Beranda / Romansa / CEO Dingin Itu Mentor Bercintaku / 9 | Kontrak Mentor Bercinta

Share

9 | Kontrak Mentor Bercinta

Penulis: Eliyen Author
last update Terakhir Diperbarui: 2025-08-13 13:15:50

Gista tak masalah disuruh-suruh ke mana saja oleh kantor. Sejujurnya dia juga lebih suka menghirup sedikit udara bebas di jam kerja, daripada terus mengurung diri di kubikel.

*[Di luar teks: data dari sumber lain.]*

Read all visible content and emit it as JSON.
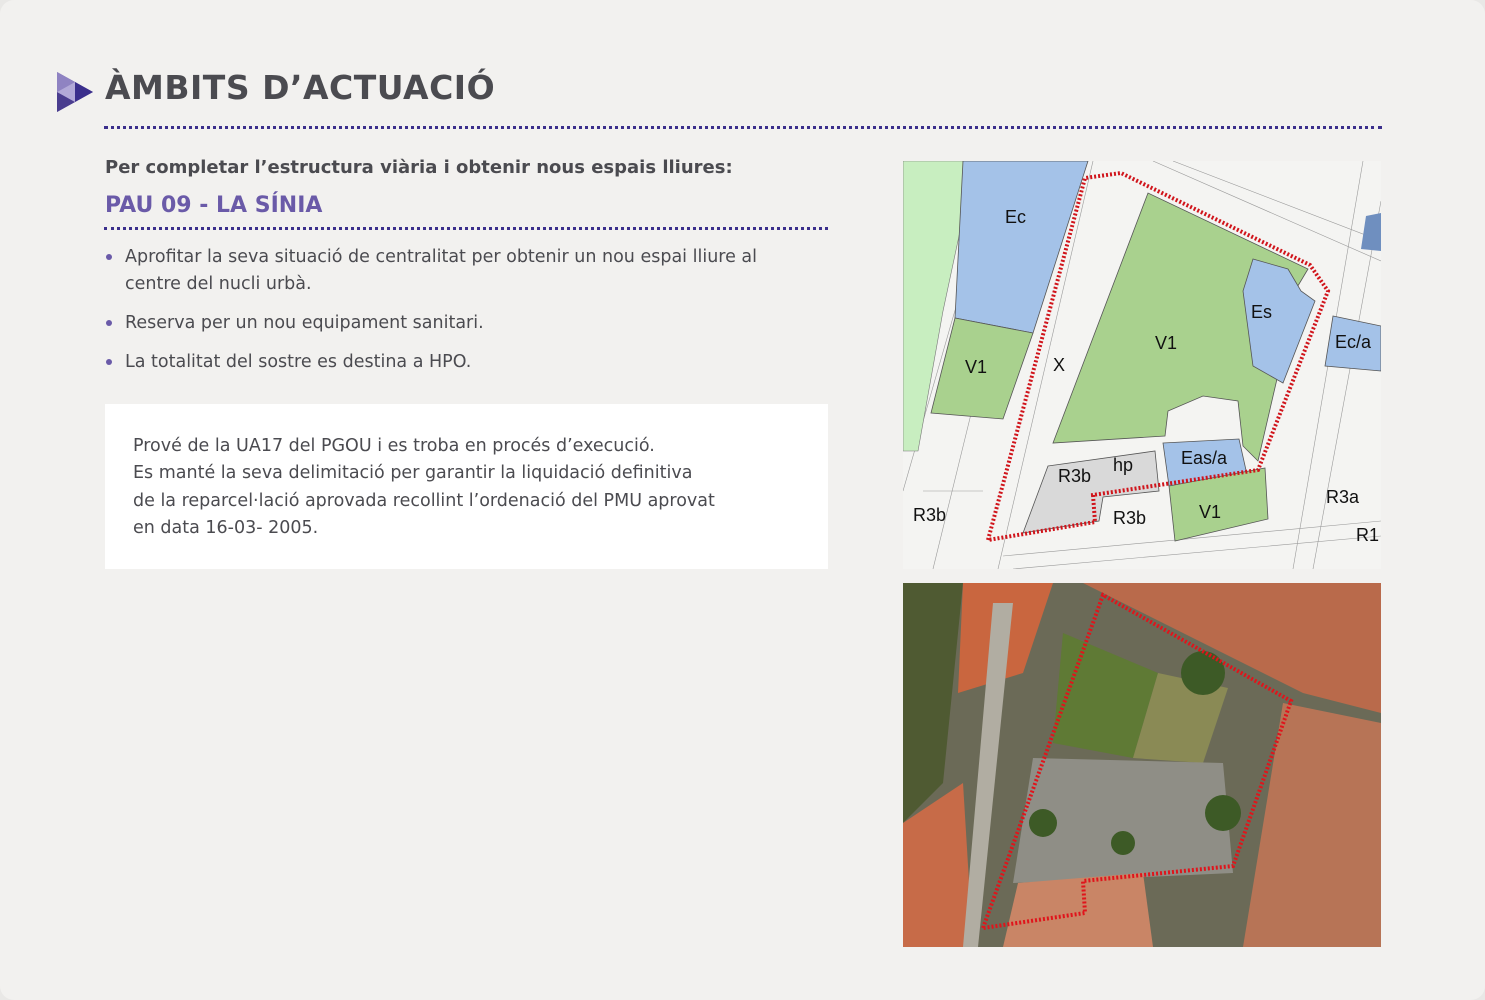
{
  "header": {
    "title": "ÀMBITS D’ACTUACIÓ",
    "accent_color": "#6a5aa8",
    "rule_color": "#3b2f8c"
  },
  "intro": "Per completar l’estructura viària i obtenir nous espais lliures:",
  "section_title": "PAU 09 - LA SÍNIA",
  "bullets": [
    "Aprofitar la seva situació de centralitat per obtenir un nou espai lliure al centre del nucli urbà.",
    "Reserva per un nou equipament sanitari.",
    "La totalitat del sostre es destina a HPO."
  ],
  "note": {
    "lines": [
      "Prové de la UA17 del PGOU i es troba en procés d’execució.",
      "Es manté la seva delimitació per garantir la liquidació definitiva",
      "de la reparcel·lació aprovada recollint l’ordenació del PMU aprovat",
      "en data 16-03- 2005."
    ]
  },
  "map": {
    "zone_labels": {
      "ec": "Ec",
      "v1_left": "V1",
      "x": "X",
      "v1_center": "V1",
      "es": "Es",
      "eca": "Ec/a",
      "easa": "Eas/a",
      "hp": "hp",
      "r3b_1": "R3b",
      "r3b_2": "R3b",
      "r3b_3": "R3b",
      "v1_bottom": "V1",
      "r3a": "R3a",
      "r1": "R1"
    },
    "colors": {
      "green": "#a9d18e",
      "blue": "#a4c2e8",
      "gray": "#d9d9d9",
      "boundary": "#d0141b"
    }
  },
  "aerial_photo": {
    "boundary_color": "#e0141b"
  }
}
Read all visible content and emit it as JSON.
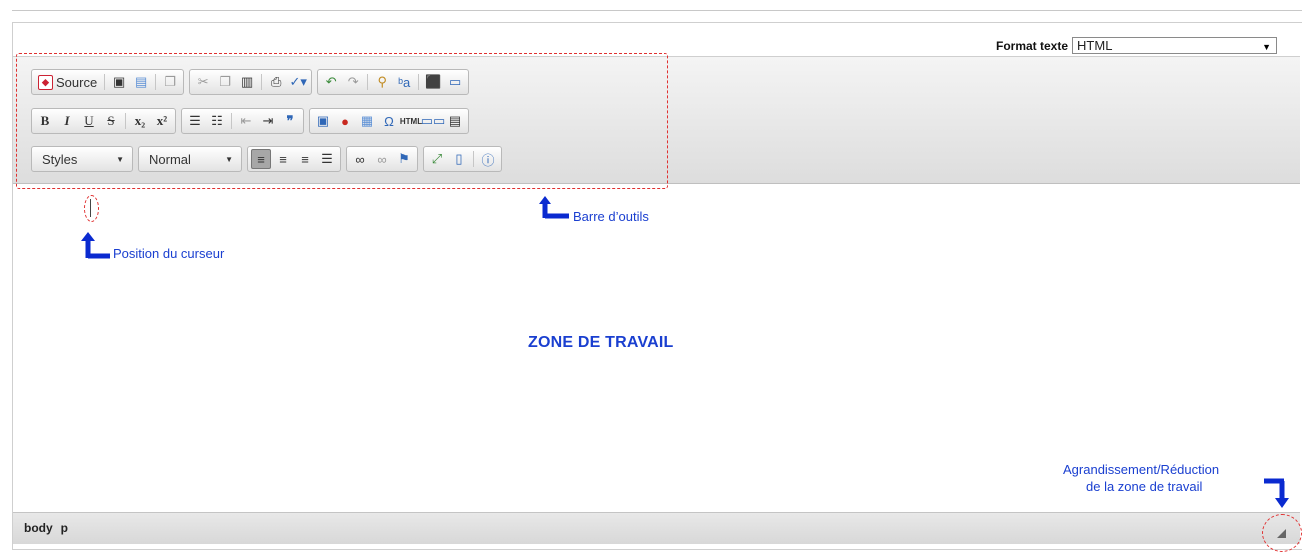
{
  "format": {
    "label": "Format texte",
    "value": "HTML"
  },
  "toolbar": {
    "source_label": "Source",
    "styles_combo": "Styles",
    "format_combo": "Normal"
  },
  "annotations": {
    "toolbar": "Barre d’outils",
    "cursor": "Position du curseur",
    "workzone": "ZONE DE TRAVAIL",
    "resize_line1": "Agrandissement/Réduction",
    "resize_line2": "de la zone de travail"
  },
  "statusbar": {
    "path": [
      "body",
      "p"
    ]
  },
  "icons": {
    "row1": [
      "source-icon",
      "save-icon",
      "preview-icon",
      "templates-icon",
      "cut-icon",
      "copy-icon",
      "paste-icon",
      "print-icon",
      "spellcheck-icon",
      "undo-icon",
      "redo-icon",
      "find-icon",
      "replace-icon",
      "select-all-icon",
      "flash-icon"
    ],
    "row2": [
      "bold-icon",
      "italic-icon",
      "underline-icon",
      "strikethrough-icon",
      "subscript-icon",
      "superscript-icon",
      "numbered-list-icon",
      "bulleted-list-icon",
      "outdent-icon",
      "indent-icon",
      "blockquote-icon",
      "image-icon",
      "flash-object-icon",
      "table-icon",
      "special-char-icon",
      "html-block-icon",
      "book-icon",
      "textbox-icon"
    ],
    "row3": [
      "align-left-icon",
      "align-center-icon",
      "align-right-icon",
      "justify-icon",
      "link-icon",
      "unlink-icon",
      "anchor-icon",
      "maximize-icon",
      "show-blocks-icon",
      "about-icon"
    ]
  },
  "colors": {
    "annotation_blue": "#1a3fd0",
    "dashed_red": "#e03030"
  }
}
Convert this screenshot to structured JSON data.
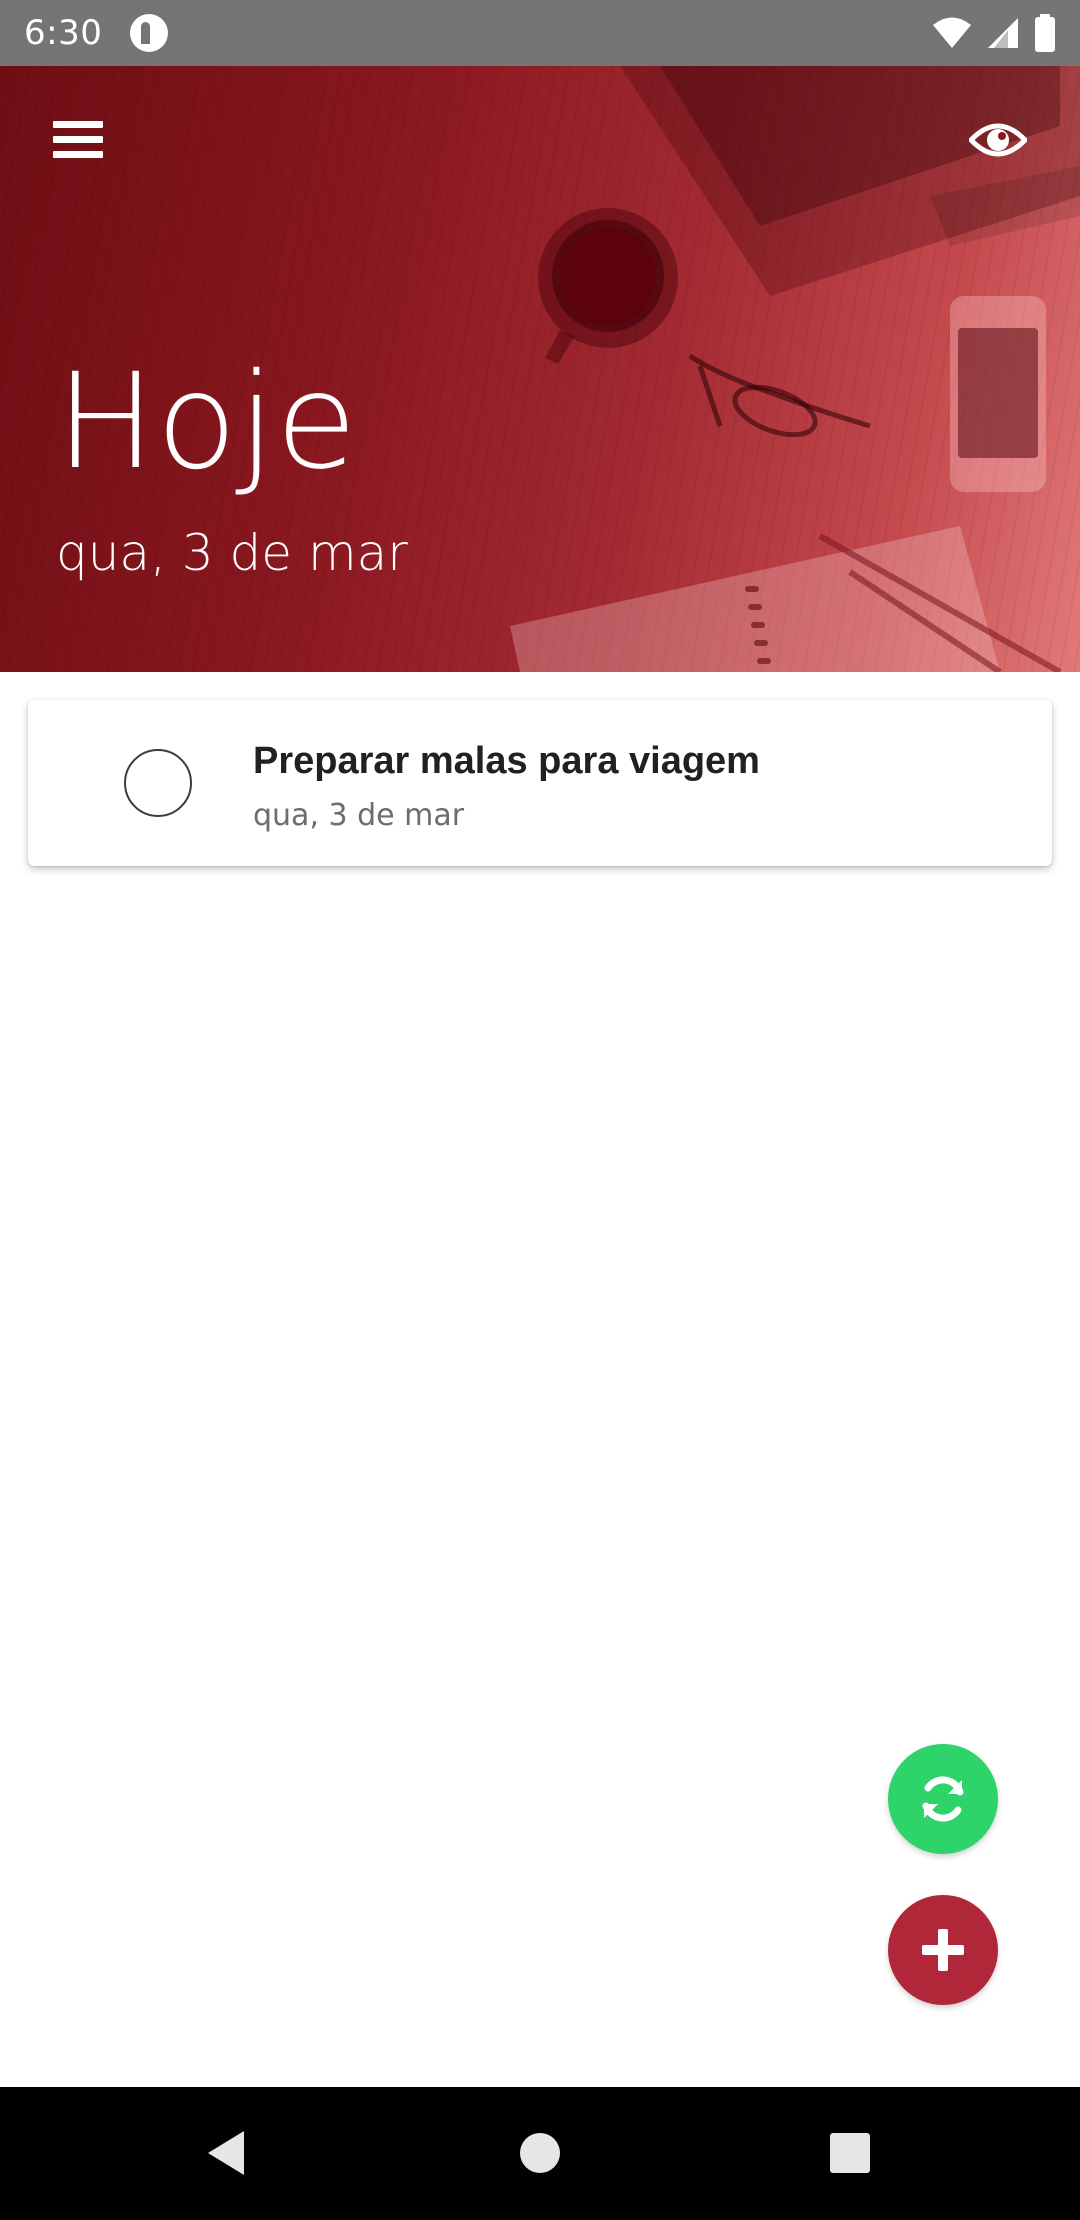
{
  "status_bar": {
    "time": "6:30",
    "icons": [
      "app-notification-icon",
      "wifi-icon",
      "cell-signal-icon",
      "battery-icon"
    ]
  },
  "header": {
    "title": "Hoje",
    "date": "qua, 3 de mar",
    "menu_icon": "hamburger-menu-icon",
    "view_icon": "eye-icon",
    "colors": {
      "dark": "#6e0e14",
      "mid": "#a32a32",
      "light": "#e27a7a"
    }
  },
  "tasks": [
    {
      "title": "Preparar malas para viagem",
      "date": "qua, 3 de mar",
      "completed": false
    }
  ],
  "fabs": {
    "sync": {
      "icon": "sync-icon",
      "color": "#2ed36a"
    },
    "add": {
      "icon": "plus-icon",
      "color": "#b0273a"
    }
  },
  "nav_bar": {
    "icons": [
      "back-icon",
      "home-icon",
      "recents-icon"
    ]
  }
}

Namun, bukan berarti sesi menghirup udara bebas itu harus dilakukan dengan membawa-bawa dokumen penting menuju gedung yang sangat ingin dihindarinya.

Gista menghela napas panjang. Dia menatap bangunan megah di hadapannya. Otaknya mulai memikirkan sederet plot cerita dewasa, mencoba mengalihkan rasa tak nyamannya karena harus menemui orang yang tak ingin ditemui.

“Saya ada janji temu dengan Pak Akash Salim, dari Megalitera.” Gista menyerahkan kartu nama ke resepsionis di lobi. 

Wanita cantik di hadapannya melihat Gista cukup lama dari ujung kepala sampai ujung kaki. Yang ditatap malah acuh tak acuh, dan justru melihat-lihat interior lobi yang tampak berkelas dan mewah.

“Silakan. Lantai teratas. Megalitera sudah ditunggu.” Resepsionis mengembalikan kartu nama Gista.

Wanita itu menghela napas panjang. Sepatu datarnya nyaris tak menimbulkan suara di lantai marmer hitam. Jauh berbeda dengan suara keletuk sepatu berhak tinggi dari wanita-wanita yang berlalu-lalang di lobi.

Langkah Gista melambatm Bangunan ini terlalu rapi, seperti diatur untuk membuat siapa pun merasa kecil. Lantai marmer hitam licin, lampu gantung kristal memantulkan cahaya putih yang terlalu terang. Bahkan aroma ruangan saja seperti parfum di pusat perbelanjaan yang disemprotkan berlebihan.

Kalau ini adegan di novel, yang punya gedung ini pasti orang kaya yang punya obsesi mengatur segalanya. Setiap garis simetris, setiap sudut bersih. Wangi. Gista membatin.

“Kira-kira, Salim Publishing juga ditangani dengan standar OCD gini atau mengikuti pemiliknya, ya?”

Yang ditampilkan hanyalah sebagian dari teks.